JAKARTA, JURNALINDONESIA.CO — Penyidik Ditreskrimum Polda Metro Jaya resmi menangkap pakar telematika Roy Suryo dan Tifauzia Tyassuma alias dr Tifa.
Penangkapan yang dilakukan pada Jumat (19/6/2026) pagi, menandai babak baru penanganan kasus dugaan fitnah dan pencemaran nama baik terkait tudingan ijazah palsu Presiden ke-7 RI, Joko Widodo.
Polisi menegaskan langkah ini diambil bukan atas dasar sentimen pribadi, melainkan prosedur hukum murni.
Penangkapan dilakukan menyusul status berkas perkara yang telah dinyatakan lengkap (P-21) oleh Kejaksaan Tinggi DKI Jakarta.
“Tindakan ini merupakan bagian dari rangkaian proses untuk melaksanakan penyerahan atau pelimpahan tersangka dan barang bukti (Tahap II) dari penyidik kepada Jaksa Penuntut Umum,” ujar Direktur Reserse Kriminal Umum Polda Metro Jaya, Kombes Pol Iman Imanuddin, dalam konferensi pers di Mapolda Metro Jaya.

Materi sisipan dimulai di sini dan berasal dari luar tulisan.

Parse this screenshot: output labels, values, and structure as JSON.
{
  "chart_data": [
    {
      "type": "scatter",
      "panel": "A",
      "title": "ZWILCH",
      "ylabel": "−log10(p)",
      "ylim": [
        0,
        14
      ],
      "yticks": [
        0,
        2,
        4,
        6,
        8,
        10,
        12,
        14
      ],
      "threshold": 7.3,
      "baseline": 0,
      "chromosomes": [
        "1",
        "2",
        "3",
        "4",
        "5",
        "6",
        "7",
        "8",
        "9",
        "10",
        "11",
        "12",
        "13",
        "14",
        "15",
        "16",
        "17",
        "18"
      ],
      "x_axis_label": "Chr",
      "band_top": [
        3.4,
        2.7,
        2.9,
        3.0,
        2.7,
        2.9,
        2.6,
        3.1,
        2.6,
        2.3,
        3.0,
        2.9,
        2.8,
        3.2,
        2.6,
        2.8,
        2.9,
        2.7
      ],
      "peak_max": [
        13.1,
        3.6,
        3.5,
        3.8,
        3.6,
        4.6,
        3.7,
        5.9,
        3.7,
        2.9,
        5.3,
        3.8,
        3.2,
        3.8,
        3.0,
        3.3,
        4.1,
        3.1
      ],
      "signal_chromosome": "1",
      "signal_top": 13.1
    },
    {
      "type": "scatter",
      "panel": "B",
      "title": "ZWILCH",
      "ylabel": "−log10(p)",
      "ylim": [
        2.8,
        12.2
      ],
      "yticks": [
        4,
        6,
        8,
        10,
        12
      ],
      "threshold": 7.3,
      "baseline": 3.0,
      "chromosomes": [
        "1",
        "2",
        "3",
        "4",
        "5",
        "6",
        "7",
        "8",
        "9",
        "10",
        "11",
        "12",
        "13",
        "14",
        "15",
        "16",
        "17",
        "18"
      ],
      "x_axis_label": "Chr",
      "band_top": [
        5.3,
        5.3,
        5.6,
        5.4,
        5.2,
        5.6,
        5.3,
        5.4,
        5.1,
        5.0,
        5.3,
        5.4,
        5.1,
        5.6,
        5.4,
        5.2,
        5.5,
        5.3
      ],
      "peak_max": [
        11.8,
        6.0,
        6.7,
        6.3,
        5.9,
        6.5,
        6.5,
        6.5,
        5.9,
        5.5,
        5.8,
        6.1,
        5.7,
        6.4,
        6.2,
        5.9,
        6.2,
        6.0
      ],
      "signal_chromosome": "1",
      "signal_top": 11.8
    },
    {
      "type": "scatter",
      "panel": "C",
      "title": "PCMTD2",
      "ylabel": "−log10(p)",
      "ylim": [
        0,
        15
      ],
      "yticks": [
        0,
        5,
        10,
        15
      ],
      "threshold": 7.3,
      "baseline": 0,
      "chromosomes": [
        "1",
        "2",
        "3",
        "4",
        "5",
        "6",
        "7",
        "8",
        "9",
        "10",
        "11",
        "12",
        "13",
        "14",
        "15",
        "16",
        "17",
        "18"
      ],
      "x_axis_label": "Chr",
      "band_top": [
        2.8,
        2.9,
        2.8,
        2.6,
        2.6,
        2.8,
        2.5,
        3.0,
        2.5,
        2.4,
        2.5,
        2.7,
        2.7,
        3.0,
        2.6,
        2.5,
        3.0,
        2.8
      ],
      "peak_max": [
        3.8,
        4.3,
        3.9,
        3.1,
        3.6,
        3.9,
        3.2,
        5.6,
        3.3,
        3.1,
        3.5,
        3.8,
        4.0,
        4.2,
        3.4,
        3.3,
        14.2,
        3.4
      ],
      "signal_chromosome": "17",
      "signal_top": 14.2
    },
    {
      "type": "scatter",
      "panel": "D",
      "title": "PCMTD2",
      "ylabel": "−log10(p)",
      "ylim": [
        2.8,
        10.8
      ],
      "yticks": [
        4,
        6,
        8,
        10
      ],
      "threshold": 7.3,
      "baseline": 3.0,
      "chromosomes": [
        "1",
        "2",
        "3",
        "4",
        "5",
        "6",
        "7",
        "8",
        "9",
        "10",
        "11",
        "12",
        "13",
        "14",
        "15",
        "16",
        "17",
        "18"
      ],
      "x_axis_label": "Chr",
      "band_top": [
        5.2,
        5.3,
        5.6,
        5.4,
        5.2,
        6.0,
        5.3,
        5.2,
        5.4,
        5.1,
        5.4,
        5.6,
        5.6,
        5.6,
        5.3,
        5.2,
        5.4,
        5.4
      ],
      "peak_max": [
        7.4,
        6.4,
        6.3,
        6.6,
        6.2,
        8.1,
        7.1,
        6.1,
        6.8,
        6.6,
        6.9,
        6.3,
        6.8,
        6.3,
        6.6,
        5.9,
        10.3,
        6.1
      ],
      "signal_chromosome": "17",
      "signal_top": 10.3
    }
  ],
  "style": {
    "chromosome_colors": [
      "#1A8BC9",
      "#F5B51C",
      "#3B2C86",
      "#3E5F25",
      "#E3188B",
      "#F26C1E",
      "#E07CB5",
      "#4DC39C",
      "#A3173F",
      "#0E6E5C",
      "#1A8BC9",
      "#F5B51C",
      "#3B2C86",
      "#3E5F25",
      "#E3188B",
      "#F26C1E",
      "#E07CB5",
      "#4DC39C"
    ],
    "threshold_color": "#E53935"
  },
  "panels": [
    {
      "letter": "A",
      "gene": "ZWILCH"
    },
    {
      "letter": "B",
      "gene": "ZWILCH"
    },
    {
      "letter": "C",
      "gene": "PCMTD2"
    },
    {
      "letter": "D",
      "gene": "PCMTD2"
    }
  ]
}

Kronologi Penangkapan hingga Rawat Inap
Rangkaian penjemputan kedua tersangka berlangsung cepat sejak Jumat pagi hingga malam hari:
Penjemputan dr Tifa
06.47 WIB
Petugas kepolisian mendatangi apartemen dr Tifa.
Menurut kuasa hukumnya, Azis Yanuar, kliennya langsung diamankan oleh penyidik tanpa perlawanan.
Penjemputan Roy Suryo
07.00 WIB
Hanya berselang beberapa menit, tim penyidik mendatangi kediaman Roy Suryo.
Sang istri mengonfirmasi penjemputan tersebut kepada tim kuasa hukum Ahmad Khozinudin.
Pihak pengacara sempat menyayangkan tindakan ini karena mengklaim kliennya selalu kooperatif selama wajib lapor.